İslam başta olmak üzere bütün ilahî dinlerin mesajlarında insanlığın huzur ve barış içinde inanç ve kültürel zenginlikleriyle birlikte yaşamalarına katkı sağlayacak yönde önemli öğretiler/unsurlar bulunmaktadır. Gerek tarihte ve gerekse günümüzde din farklılıklarından beslenen birtakım olumsuzlukların aslında dinlerin özünden değil, bağlılarının yanlış yorumlamalarından kaynaklandığını söylemek mümkündür. Dolayısıyla dünya barışı ve insanlığın mutluluğunu sağlamak için hepimizin sağlıklı iletişim, diyalog, hoşgörü ve birbirimizi anlamaya yönelik faaliyetlere önem vermemiz gerekmektedir. İnsanın hayal ufkunun romantik simgesi Ay’ın topraklarına ayak basan bir kozmonot, dönüşünde şunları ifade ediyordu: “Buradan bakıldığında yeryüzü güzel ve aydınlıktı; birlik ve barış içinde görünüyordu.” İlk defa bir insan gözü, yeryüzünü bütünlüğü içinde fark ediyordu. Dünya; çeşitli mülahazalar, mücadeleler bağlamında çizilen sınırları olmadan, dar ufka hapsedilmemiş bir mekân olarak gözlemleniyordu. Bu itibarla ideal olan dünyanın gözlemlenen bu bütünselliğinin, inanç, düşünce veya bazı etnik mülahazaların öncelenmesi suretiyle zedelenmemesi, ihlal edilmemesi gerekir. Aksi takdirde dünyamız yaşanılamaz bir gezegen hâline dönüşecektir. Hangi inanç ve düşünceye mensup olursa olsun insanlık, tarihsel tecrübe ve birikimlerden de istifade ederek “öteki” olarak nitelendirilen birey ve toplumlarla barış, saygı ve hoşgörü içinde yaşamanın uğraşını vermelidir.
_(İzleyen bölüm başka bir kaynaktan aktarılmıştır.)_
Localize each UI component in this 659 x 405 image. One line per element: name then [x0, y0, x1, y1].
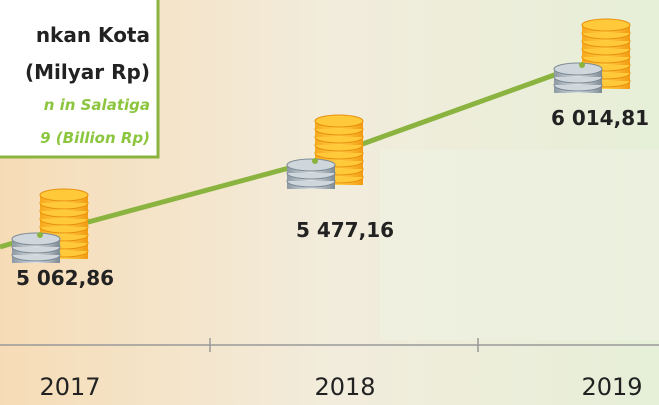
value-label: 5 062,86 [16, 266, 114, 290]
title-line: (Milyar Rp) [25, 60, 150, 84]
point [579, 62, 585, 68]
coin [315, 115, 363, 127]
subtitle-line: 9 (Billion Rp) [40, 129, 150, 147]
x-tick-label: 2017 [39, 373, 100, 401]
coin [12, 233, 60, 245]
subtitle-line: n in Salatiga [44, 96, 150, 114]
x-tick-label: 2018 [314, 373, 375, 401]
chart: nkan Kota (Milyar Rp) n in Salatiga 9 (B… [0, 0, 659, 405]
coin [582, 19, 630, 31]
x-tick-label: 2019 [581, 373, 642, 401]
coin [40, 189, 88, 201]
title-line: nkan Kota [36, 23, 150, 47]
point [37, 232, 43, 238]
value-label: 5 477,16 [296, 218, 394, 242]
background-shape [380, 150, 659, 340]
coin [554, 63, 602, 75]
value-label: 6 014,81 [551, 106, 649, 130]
coin [287, 159, 335, 171]
point [312, 158, 318, 164]
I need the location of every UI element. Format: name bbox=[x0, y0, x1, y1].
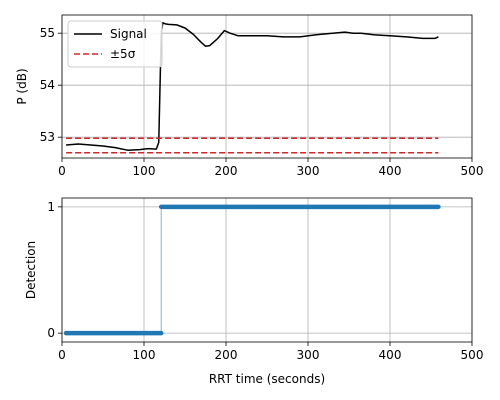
signal-line bbox=[66, 22, 439, 151]
detection-axes: 0 100 200 300 400 500 0 1 Detection RRT time (sec… bbox=[24, 197, 484, 386]
y-tick-label: 1 bbox=[47, 200, 55, 214]
axes-frame bbox=[61, 14, 473, 159]
x-tick-label: 100 bbox=[133, 164, 156, 178]
x-tick-label: 400 bbox=[379, 164, 402, 178]
x-tick-label: 500 bbox=[461, 164, 484, 178]
x-tick-label: 0 bbox=[58, 164, 66, 178]
x-tick-label: 400 bbox=[379, 348, 402, 362]
y-axis-label: P (dB) bbox=[15, 68, 29, 104]
series-group bbox=[66, 22, 439, 154]
y-tick-label: 0 bbox=[47, 326, 55, 340]
x-tick-label: 200 bbox=[215, 164, 238, 178]
series-group bbox=[63, 204, 441, 336]
legend-box bbox=[67, 20, 163, 68]
y-tick-label: 55 bbox=[40, 26, 55, 40]
detection-line bbox=[66, 206, 439, 334]
x-tick-label: 200 bbox=[215, 348, 238, 362]
x-tick-label: 0 bbox=[58, 348, 66, 362]
x-tick-label: 500 bbox=[461, 348, 484, 362]
legend: Signal ±5σ bbox=[67, 20, 163, 68]
x-tick-label: 300 bbox=[297, 164, 320, 178]
x-tick-label: 300 bbox=[297, 348, 320, 362]
x-axis-label: RRT time (seconds) bbox=[209, 372, 325, 386]
axes-frame bbox=[61, 197, 473, 343]
signal-axes: 0 100 200 300 400 500 53 54 55 P (dB) Signal ±5σ bbox=[15, 14, 484, 178]
y-axis-label: Detection bbox=[24, 241, 38, 299]
y-tick-label: 54 bbox=[40, 78, 55, 92]
x-tick-label: 100 bbox=[133, 348, 156, 362]
legend-label: Signal bbox=[110, 27, 147, 41]
y-tick-label: 53 bbox=[40, 130, 55, 144]
legend-label: ±5σ bbox=[110, 47, 136, 61]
Çünkü daha iyi bir dünya mümkün; tabii ki bu adaletle, hak ve hukuka riayetle, sevgi ve saygıyla, şefkat ve merhametle dahası insanın insanca yaşamasına zemin hazırlayan ve katkı sağlayan her unsurun dikkate alınması ile mümkündür. Yüce Allah’ın en güzel surette yarattığı insanın orijin olarak aynı özden geldiği dikkate alınarak ona rahmet elçisinin nazarıyla bakılabilmelidir. O’nun (s.a.s.) Yahudi’siyle, Hristiyan’ıyla, Müslümanıyla ve başka unsurlarıyla inşa etiği adalet, hakkaniyet, merhamet, müsamaha toplumunu barış/sulh toplumunu bugün insanlık olarak benzer değerlerle inşa etmek zorundayız. Barış ve huzur dolu bir yaşamın yolunun, böylesi bir anlayıştan geçtiği asla unutulmamalıdır.
"Hangi inanç ve düşünceye mensup olursa olsun insanlık, tarihsel tecrübe ve birikimlerden de istifade ederek “öteki” olarak nitelendirilen birey ve toplumlarla barış, saygı ve hoşgörü içinde yaşamanın uğraşını vermelidir. Çünkü daha iyi bir dünya mümkün; tabii ki bu adaletle, hak ve hukuka riayetle, sevgi ve saygıyla, şefkat ve merhametle dahası insanın insanca yaşamasına zemin hazırlayan ve katkı sağlayan her unsurun dikkate alınması ile mümkündür."